Revisiting the Platonic Representation Hypothesis: An Aristotelian View

TL;DR

This paper critically examines the Platonic Representation Hypothesis, revealing that previous similarity metrics are confounded by network scale and proposing a calibration framework that supports a revised Aristotelian view of neural representations converging locally.

Contribution

The paper introduces a permutation-based null-calibration method to correct similarity metrics and revises the hypothesis to focus on local neighborhood convergence.

Findings

Global spectral similarity largely disappears after calibration.

Local neighborhood similarity persists across modalities.

Local distances do not show significant convergence.

Abstract

The Platonic Representation Hypothesis suggests that representations from neural networks are converging to a common statistical model of reality.

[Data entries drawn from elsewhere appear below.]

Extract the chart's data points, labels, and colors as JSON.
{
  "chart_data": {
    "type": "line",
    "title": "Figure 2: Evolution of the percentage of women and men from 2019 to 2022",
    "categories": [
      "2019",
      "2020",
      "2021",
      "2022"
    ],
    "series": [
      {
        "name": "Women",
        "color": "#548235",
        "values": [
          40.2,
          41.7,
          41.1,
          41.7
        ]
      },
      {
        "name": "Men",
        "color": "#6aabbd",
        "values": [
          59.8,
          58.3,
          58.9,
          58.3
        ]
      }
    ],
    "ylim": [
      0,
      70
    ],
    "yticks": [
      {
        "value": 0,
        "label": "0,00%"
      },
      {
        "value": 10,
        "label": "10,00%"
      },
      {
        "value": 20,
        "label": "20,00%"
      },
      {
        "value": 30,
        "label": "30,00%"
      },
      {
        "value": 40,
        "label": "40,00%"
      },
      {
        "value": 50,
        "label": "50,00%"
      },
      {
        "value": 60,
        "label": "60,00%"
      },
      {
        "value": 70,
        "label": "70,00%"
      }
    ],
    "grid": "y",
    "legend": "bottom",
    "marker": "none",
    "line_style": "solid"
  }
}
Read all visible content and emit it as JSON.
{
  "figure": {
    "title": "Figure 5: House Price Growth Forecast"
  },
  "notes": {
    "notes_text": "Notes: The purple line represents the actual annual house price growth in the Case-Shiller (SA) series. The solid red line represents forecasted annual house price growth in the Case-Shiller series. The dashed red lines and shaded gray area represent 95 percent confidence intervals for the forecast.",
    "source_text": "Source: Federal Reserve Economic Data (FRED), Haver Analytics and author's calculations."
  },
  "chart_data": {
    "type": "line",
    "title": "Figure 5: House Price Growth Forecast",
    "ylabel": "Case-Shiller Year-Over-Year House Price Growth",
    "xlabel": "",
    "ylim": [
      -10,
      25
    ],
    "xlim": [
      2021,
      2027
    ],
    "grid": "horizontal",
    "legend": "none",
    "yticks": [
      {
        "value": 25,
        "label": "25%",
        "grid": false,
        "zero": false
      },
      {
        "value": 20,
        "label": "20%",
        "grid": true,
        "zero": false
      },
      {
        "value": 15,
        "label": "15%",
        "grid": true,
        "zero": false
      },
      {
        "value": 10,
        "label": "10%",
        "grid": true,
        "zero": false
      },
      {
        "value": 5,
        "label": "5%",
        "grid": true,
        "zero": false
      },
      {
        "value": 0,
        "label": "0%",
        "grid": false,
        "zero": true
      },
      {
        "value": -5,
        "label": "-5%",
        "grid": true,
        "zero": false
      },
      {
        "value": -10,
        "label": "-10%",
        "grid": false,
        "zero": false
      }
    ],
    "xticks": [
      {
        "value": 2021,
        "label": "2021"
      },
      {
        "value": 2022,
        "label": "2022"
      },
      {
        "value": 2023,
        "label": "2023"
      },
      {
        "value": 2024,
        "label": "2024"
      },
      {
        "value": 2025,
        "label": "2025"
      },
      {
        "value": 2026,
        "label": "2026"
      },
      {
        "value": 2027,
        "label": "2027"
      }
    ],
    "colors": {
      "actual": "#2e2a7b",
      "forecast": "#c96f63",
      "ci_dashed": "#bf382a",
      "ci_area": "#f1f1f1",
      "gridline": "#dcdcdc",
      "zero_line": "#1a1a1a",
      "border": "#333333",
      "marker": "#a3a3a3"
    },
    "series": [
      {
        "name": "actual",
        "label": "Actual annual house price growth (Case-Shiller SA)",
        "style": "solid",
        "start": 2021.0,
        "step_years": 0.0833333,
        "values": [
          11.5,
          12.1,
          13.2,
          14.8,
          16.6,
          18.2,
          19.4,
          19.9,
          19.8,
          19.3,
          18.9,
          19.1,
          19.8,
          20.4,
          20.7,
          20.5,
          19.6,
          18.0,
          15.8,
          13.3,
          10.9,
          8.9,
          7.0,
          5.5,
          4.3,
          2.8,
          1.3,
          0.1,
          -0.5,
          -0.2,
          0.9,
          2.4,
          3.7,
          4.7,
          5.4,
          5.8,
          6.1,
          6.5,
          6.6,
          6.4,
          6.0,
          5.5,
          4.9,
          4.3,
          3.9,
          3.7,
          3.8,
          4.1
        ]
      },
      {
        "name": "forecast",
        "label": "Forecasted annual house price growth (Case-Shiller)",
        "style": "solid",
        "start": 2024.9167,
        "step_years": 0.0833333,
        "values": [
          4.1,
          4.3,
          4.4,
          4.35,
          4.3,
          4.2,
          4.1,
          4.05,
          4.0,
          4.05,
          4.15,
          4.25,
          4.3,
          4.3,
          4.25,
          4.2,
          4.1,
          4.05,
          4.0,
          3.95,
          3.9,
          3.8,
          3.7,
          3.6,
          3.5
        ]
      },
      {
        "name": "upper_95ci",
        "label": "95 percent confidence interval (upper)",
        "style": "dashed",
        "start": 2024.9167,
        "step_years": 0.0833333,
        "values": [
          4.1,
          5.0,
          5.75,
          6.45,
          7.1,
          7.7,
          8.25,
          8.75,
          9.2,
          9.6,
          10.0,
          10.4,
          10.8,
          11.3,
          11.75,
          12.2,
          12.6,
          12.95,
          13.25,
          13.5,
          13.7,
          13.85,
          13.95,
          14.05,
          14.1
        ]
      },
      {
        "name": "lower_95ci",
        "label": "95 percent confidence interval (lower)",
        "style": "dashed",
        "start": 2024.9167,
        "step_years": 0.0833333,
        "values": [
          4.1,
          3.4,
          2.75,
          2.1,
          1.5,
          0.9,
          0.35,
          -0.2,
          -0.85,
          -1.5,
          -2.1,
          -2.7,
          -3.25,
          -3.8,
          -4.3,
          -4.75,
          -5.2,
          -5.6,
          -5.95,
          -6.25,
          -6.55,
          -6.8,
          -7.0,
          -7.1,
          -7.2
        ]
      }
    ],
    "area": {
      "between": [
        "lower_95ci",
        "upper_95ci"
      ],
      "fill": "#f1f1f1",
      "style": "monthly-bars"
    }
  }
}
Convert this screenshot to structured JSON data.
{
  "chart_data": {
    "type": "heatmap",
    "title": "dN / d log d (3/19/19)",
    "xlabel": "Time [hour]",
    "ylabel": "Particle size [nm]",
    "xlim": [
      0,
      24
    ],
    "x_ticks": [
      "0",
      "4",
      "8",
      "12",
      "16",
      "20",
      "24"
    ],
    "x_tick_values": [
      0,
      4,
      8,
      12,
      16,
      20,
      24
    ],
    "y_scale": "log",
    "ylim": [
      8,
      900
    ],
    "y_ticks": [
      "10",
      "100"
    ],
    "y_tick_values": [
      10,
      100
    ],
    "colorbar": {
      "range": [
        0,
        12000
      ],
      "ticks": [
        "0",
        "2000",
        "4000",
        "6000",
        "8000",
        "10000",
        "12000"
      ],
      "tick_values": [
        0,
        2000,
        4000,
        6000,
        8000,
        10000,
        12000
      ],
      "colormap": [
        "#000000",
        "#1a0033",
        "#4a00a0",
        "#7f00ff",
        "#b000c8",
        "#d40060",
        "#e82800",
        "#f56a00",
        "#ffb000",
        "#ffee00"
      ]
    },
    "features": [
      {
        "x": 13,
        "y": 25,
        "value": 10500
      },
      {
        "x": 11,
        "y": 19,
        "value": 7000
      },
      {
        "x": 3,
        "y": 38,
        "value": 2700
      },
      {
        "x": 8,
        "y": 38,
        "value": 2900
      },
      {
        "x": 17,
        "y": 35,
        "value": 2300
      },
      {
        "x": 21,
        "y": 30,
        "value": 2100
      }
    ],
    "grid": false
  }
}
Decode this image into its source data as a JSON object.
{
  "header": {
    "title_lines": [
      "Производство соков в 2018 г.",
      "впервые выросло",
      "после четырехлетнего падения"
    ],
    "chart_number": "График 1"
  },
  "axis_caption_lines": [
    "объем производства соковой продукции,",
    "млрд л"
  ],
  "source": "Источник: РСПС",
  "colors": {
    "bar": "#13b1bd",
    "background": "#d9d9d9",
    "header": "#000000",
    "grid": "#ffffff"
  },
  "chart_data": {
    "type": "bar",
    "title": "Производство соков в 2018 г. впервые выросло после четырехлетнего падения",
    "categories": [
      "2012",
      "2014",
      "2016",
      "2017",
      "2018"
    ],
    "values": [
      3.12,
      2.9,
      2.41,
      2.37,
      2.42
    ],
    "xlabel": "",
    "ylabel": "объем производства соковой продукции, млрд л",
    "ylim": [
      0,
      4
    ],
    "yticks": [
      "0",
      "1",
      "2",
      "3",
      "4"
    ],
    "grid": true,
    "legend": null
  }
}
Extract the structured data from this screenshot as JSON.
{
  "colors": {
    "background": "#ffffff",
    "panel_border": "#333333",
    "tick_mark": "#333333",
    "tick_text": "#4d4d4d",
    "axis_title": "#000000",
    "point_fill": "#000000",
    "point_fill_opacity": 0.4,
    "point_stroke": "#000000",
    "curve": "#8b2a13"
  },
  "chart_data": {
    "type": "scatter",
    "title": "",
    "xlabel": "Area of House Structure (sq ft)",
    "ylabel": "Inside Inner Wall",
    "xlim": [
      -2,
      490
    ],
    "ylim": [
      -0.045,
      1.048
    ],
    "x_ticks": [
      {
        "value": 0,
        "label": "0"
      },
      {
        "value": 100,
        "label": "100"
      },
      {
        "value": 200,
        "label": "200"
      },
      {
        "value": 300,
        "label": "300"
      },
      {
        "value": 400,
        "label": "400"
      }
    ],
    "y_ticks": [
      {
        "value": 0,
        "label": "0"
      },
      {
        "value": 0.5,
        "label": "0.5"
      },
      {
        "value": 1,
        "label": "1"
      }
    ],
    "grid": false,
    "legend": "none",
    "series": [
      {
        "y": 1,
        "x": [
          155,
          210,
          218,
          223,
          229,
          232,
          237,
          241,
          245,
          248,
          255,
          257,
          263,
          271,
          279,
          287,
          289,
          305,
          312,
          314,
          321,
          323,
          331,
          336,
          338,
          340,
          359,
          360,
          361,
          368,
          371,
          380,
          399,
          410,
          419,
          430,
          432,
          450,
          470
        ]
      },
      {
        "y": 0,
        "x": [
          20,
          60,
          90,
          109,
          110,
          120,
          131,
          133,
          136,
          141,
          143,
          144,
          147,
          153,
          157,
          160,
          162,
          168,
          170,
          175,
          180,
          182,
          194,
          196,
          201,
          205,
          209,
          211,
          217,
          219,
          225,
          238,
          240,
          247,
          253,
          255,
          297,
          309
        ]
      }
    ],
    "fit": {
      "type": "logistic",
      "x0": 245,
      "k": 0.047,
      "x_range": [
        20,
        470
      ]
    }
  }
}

We show that the existing metrics used to measure representational similarity are confounded by network scale: increasing model depth or width can systematically inflate representational similarity scores. To correct these effects, we introduce a permutation-based null-calibration framework that transforms any representational similarity metric into a calibrated score with statistical guarantees. We revisit the Platonic Representation Hypothesis with our calibration framework, which reveals a nuanced picture: the apparent convergence reported by global spectral measures largely disappears after calibration, while local neighborhood similarity, but not local distances, retains significant agreement across different modalities. Based on these findings, we propose the Aristotelian Representation Hypothesis: representations in neural networks are converging to shared local neighborhood relationships.